Ham is Australian—a rare sort of Australian, in that he is religiously devout and completely humorless—but he possesses a specifically American talent, one on display in mega-churches and theme parks across the country, for staging emotion-saturated high-tech spectacles. And so his museum is filled with buff animatronic Adams and sexpot Eves (plastic breasts covered by waterfalls of extremely healthy hair) and writhing snakes and flying dragons and dinosaurs much larger than the average chicken. The museum’s core argument is posted near the main entrance: “The Bible is authoritative, without error, and inspired by God.” Its other message to the Christian tourist market is left unstated: the Book of Genesis, in addition to being the source of holiness and cosmic truth, is also a source of Epcot-quality fun. …

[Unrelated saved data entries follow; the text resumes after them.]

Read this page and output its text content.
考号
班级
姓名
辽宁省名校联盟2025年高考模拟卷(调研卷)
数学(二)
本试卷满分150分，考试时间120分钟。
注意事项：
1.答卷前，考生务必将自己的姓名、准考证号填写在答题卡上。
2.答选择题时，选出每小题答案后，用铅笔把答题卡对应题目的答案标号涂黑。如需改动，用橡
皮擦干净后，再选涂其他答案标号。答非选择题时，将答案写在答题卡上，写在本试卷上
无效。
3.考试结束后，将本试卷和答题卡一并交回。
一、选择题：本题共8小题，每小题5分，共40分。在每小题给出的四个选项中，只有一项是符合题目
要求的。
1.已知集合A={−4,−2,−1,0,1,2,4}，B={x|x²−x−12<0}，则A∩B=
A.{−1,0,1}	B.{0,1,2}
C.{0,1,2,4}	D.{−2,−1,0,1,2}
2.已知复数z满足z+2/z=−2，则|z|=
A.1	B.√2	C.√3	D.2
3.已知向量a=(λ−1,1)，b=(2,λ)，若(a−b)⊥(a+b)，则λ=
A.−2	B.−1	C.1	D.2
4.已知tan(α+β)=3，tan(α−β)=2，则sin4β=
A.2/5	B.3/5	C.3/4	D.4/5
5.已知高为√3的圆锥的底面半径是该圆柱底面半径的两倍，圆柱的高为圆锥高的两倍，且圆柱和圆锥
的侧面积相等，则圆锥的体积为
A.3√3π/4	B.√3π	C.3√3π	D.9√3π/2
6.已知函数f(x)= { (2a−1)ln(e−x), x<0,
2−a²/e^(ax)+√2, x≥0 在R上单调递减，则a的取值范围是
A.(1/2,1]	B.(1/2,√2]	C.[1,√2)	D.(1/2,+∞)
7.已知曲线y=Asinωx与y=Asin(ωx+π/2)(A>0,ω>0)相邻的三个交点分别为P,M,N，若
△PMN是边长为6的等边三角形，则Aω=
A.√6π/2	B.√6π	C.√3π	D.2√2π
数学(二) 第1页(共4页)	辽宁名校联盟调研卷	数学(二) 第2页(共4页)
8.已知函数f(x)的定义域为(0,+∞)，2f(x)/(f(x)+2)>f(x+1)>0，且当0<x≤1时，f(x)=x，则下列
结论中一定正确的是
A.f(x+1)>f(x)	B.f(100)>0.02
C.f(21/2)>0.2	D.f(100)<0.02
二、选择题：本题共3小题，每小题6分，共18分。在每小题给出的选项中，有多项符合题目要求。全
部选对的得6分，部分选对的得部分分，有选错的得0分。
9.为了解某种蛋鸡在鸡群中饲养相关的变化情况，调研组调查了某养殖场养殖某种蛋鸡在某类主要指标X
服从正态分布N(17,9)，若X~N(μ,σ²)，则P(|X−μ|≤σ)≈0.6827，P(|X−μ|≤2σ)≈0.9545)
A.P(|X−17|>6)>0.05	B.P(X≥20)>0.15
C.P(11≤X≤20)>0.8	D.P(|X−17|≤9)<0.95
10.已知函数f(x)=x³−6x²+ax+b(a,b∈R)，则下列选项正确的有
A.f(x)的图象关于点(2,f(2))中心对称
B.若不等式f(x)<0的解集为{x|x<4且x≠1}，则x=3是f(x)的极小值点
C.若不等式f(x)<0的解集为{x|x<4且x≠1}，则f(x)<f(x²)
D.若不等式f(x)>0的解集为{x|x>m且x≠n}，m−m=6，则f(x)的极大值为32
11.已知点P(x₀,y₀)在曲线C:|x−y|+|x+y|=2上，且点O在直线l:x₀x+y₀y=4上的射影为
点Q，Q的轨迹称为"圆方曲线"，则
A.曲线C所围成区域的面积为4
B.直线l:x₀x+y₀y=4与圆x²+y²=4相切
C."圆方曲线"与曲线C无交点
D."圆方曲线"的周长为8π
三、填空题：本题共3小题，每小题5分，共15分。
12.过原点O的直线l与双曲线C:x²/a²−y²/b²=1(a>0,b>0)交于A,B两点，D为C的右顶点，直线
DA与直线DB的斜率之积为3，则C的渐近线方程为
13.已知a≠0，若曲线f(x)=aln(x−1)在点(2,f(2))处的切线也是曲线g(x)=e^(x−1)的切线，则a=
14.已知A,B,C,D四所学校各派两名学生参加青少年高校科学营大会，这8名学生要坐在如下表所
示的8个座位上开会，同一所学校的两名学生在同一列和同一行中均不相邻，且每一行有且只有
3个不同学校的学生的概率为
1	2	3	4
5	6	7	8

“Why shouldn’t we as Christians use the best technology we can?” Ham asked me, though I had not questioned Christians’ right to deploy Disney-level engineering in their museums. Ham is not only a creationist but an oppositionist. He knows that his ministry, Answers in Genesis, draws the scorn of sophisticates, and so he takes special delight in portraying himself as a rational Daniel in the lions’ den of militant secularism, the lions being the media and the scientific establishment and the ghost of Clarence Darrow and millions of liberal and even not so liberal Christians and pretty much anyone who disagrees with Ken Ham.
A certain sort of sophisticate just knows he is right about everything (cf Jeffrey Goldberg, magazine award winner), because he is so hot, he is cool.
Look, I am not a young Earth creationist, but this much I know is true: In twenty years, The Atlantic might not be here but the Bible will.
Because no one who made it into the Bible would be such a self-referential snoot as the author who puts himself on display here.
When people are dealing with facts and truth, they are usually more humble. For one thing, there are genuine, serious problems with current claims in many of the relevant sciences.
But the sophisticate wouldn’t have the wit to be usefully interested in those problems.